Ihren ersten eigenen Beatles-Tonträger erwarb meine Mutter dann erst Anfang der 80er – wohl vor allem aus Verbundenheit; fürs Musikhören selbst war wenig Raum als Bäuerin mit drei kleinen Kindern und einer die extra-kurrikulären Aktivitäten kritisch beäugenden Schwiegermutter. Es handelte sich um die eher obskure Best-of GOLDEN GREATEST HITS (in der „Club Edition“ mit den sinnfreien Regiestühlen auf dem Cover; Kenner nicken kennerhaft). Und als ich bald anfing, mich für Popmusik zu interessieren, gab meine Mutter diese Platte mir. Sie überreichte sie mir nicht in einem feierlichen Akt, sie raunte auch nicht „take this, Bub, may it serve you well“ oder Ähnliches. Sie gab mir nur einen kleinen Hinweis und ließ sie . neben einer Simon-&-Garfunkel-Best-of das einzige Poprelevante im circa 9 cm dicken LP-Stapel meiner Eltern – langsam in meinen Besitz herüberdriften.

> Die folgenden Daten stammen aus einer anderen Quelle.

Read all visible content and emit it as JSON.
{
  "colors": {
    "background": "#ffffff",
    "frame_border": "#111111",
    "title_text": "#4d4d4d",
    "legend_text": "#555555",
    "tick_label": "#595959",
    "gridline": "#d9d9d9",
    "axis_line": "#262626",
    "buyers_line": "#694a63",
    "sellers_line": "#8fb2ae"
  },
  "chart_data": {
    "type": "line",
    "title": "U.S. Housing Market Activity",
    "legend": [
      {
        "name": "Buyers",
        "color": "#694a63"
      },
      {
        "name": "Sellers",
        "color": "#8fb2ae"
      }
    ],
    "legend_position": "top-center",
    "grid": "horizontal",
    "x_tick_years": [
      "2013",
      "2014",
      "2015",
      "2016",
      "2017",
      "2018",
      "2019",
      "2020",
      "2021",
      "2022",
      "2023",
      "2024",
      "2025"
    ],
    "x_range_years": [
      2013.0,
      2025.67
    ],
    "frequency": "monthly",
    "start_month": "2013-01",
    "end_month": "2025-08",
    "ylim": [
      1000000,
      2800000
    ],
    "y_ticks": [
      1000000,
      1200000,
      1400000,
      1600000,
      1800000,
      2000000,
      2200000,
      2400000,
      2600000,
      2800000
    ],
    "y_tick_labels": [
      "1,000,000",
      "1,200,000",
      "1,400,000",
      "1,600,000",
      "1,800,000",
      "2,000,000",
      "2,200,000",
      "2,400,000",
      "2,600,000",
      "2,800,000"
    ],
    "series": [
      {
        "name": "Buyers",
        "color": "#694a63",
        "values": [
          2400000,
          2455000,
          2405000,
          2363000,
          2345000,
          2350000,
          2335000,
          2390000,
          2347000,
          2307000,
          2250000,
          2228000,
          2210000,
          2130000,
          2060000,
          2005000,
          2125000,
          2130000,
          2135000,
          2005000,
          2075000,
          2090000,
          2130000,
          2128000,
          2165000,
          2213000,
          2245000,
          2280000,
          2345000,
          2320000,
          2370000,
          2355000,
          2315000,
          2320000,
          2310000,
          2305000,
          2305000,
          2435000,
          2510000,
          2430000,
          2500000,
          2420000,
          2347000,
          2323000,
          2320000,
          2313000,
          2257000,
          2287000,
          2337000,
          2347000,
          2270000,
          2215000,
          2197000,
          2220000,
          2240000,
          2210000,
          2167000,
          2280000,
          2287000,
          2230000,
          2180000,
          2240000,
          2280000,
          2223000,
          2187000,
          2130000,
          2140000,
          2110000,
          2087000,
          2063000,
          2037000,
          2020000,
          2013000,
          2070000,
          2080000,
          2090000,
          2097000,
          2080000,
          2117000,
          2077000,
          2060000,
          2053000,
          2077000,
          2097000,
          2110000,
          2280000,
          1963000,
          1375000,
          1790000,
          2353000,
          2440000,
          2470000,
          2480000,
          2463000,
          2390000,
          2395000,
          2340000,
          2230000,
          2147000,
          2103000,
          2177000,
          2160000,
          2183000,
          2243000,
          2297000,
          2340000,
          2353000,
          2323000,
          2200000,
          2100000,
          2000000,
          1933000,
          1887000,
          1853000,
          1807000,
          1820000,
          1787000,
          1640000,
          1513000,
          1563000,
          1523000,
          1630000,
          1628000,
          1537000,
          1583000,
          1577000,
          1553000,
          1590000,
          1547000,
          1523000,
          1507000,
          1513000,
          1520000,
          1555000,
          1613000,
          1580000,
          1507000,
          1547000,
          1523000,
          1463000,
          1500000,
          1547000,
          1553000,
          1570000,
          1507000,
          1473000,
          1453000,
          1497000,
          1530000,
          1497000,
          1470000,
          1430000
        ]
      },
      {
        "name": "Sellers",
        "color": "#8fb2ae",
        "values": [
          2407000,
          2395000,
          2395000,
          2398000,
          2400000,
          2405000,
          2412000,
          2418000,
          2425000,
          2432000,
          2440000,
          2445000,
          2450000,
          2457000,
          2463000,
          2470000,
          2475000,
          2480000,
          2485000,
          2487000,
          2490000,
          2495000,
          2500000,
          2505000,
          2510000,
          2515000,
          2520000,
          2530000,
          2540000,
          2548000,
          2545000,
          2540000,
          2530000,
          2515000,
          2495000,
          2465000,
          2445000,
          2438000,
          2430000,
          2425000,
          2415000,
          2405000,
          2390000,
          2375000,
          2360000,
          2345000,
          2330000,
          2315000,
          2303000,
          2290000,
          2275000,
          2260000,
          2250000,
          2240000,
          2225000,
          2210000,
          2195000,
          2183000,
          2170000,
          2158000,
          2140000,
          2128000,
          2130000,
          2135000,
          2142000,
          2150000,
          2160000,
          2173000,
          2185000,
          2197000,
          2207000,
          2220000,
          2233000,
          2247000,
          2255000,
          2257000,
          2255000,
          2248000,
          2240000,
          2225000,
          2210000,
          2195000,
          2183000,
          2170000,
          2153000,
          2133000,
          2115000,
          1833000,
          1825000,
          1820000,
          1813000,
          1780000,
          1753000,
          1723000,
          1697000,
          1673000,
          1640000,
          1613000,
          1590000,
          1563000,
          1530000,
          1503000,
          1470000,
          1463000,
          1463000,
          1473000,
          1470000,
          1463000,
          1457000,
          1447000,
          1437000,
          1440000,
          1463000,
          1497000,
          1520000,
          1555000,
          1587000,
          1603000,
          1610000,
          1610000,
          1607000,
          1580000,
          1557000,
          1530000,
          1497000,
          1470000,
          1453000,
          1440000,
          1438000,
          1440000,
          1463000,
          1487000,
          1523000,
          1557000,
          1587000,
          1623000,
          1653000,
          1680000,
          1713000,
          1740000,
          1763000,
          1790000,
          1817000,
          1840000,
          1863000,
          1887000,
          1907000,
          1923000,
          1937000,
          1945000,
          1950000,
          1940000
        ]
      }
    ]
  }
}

Später war ich oft unsicher, ob ich die beliebte Frage nach der ersten eigenen LP guten Gewissens mit „Beatles-Best-of!“ beantworten darf, wo die doch zu mindestens 51 Prozent meiner Ma gehörte. Das Album versuchte kühn, auf zwei Plattenseiten eine repräsentative Auswahl aus dem Gesamtwerk der Vier zu kredenzen, in noch dazu nicht-chronologischer, wilder Mischung, und ich hörte es so besessen und oft, dass für mich bis heute auf „Twist And Shout“ ganz selbstverständlich stimmig „Ob-La-Di, Ob-La-Da“ folgt. Nach „Penny Lane“ kommt „Day Tripper“, und während das letzte „Uuuuhhh“ von „Help!“ verklingt, klankert schon das Klavier von „Lady Madonna“ los. Was so natürlich kaum wo auf der Welt passiert, aber auf Mas Beatles-Platte und in meinem Kopf.

Am zweiten Adventssonntag ist meine Mutter gestorben. Sie ist nicht einmal 64 geworden; keine Späße zum Geburtstag mit dem Lied von ihrem Zweit-Lieblings-Beatle Paul (ihr Favorit war George). Es ist süßer Trost, dass sie mir immer nah sein wird in der Musik der wunderbarsten Band, die je sein wird. Und so passend, liebe Ma.